By Katie Lutz
At the end of May, the U.N.’s World Food Programme announced that about 14 million people in Latin America and the Caribbean could experience severe food insecurity this year due to COVID-19. The region’s economy is expected to contract by 5.3 percent. Pre-COVID, many countries suffered from significant unemployment and poverty rates; amid COVID, unemployment and poverty are reaching devastating highs.
With this landscape in backdrop, The Global FoodBanking Network (GFN) recently joined the Inter-American Development Bank (IDB) in a new partnership – to launch a Food Loss and Waste Reduction Program for Latin America and the Caribbean.
Founded in 1959 to help accelerate progress in its developing member countries, the IDB is the leading source of development financing for Latin America and the Caribbean, providing financial and technical support for countries working to reduce poverty and inequality.

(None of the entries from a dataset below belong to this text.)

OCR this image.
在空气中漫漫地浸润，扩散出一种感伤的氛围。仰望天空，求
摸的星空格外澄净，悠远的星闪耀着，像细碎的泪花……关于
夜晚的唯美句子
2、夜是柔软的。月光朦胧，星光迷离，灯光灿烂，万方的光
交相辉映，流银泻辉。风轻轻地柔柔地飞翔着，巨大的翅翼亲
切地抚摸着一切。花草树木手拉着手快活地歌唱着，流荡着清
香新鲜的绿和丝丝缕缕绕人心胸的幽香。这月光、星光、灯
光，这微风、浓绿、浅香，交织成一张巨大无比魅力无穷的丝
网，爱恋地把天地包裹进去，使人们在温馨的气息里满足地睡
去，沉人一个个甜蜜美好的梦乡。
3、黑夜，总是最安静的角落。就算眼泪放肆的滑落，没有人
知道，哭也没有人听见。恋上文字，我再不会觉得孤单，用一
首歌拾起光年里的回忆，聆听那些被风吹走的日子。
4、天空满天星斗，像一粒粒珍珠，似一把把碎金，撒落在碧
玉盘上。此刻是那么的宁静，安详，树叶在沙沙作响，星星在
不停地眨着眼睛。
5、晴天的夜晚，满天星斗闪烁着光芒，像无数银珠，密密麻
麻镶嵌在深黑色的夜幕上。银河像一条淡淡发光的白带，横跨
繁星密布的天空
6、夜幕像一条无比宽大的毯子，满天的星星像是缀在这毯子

Its clients include central governments, provinces, municipalities and NGOs.
On World Food Day 2018, the IDB launched #SinDesperdicio – meaning No Food Waste – a platform of partners committed to reducing food loss and waste in Latin America and the Caribbean. A total of 12 partners dedicated to this agenda comprise #SinDesperdicio, including Grupo Bimbo, IBM, Nestle, Dow Chemical, Fundación FEMSA, Oxxo, the Food & Agriculture Organization of the United Nations (FAO), The Consumer Goods Forum, The World Resources Institute and GFN. Since the platform’s launch, work and funds have been concentrated in Mexico, Argentina and Colombia.
“The platform tackles food loss and waste from different angles: innovation, policy, knowledge and behavior change,” said German Sturzenegger, Manager of #SinDesperdicio for the IDB. “One of the key partners and beneficiaries of #SinDesperdicio has been food banks. Why? Because food banks’ mission connects directly with both the food waste and food security agendas, something crucial in this context. Daily, food banks make sure a lot of people from low-income neighborhoods have access to food at low prices or no prices at all.”
“The goal of this platform is to encourage governments and companies to work collaboratively on minimizing food loss and waste in the region,” said Ana Catalina Suarez Pena, GFN’s Director of Latin America Operations. “We encourage the platform to keep in mind all the time that food banks are part of the solution. Many of the companies are already working with food banks. When we’re talking about food loss and waste, food banks are not the only solution; we are part of the solution.”
When the pandemic hit Latin America and a surge in demand hit food banks, GFN and IDB partnered to bring emergency relief to countries across Latin America via #SinDesperdicio. This current partnership supports GFN member food banks in Mexico, Colombia and Chile in three ways: training on safety, hygiene and contingency plans; assistance on procuring transportation logistics; and assistance in purchasing PPE.
“It was very effective to channel this support through GFN,” said German. “Food banks are an effective way of mitigating some of the effects of this crisis. To us, reducing food loss and waste has a lot of potential in helping solve this food security crisis. There are opportunities to rescue food, distribute it and make it accessible to low-income people. Food banks are in the middle of it all.”
Ana Catalina shared, “The food banks are happy; they are excited. This grant from the IDB and #SinDesperdicio is a door for them, too, and opens a world of possibilities.”
In terms of outcomes, German shared three overarching goals. “What we expect is, first, an effective delivery mechanism to invest these resources,” he said. “Second, transparency. With GFN, we can easily know how the money was used and how many people benefitted; we can actually know what the impact was. And finally, we’re looking for opportunities to help food banks strengthen their operations and contribute to decreasing food waste.”
#SinDesperdicio is part of the solution in tackling Latin America’s food loss and waste problem – and is another vehicle for getting food to hungry people, especially during our current crisis. We are thankful to be a part of #SinDesperdicio and a partner to the IDB, and we look forward to working alongside both groups on this LatAm development agenda.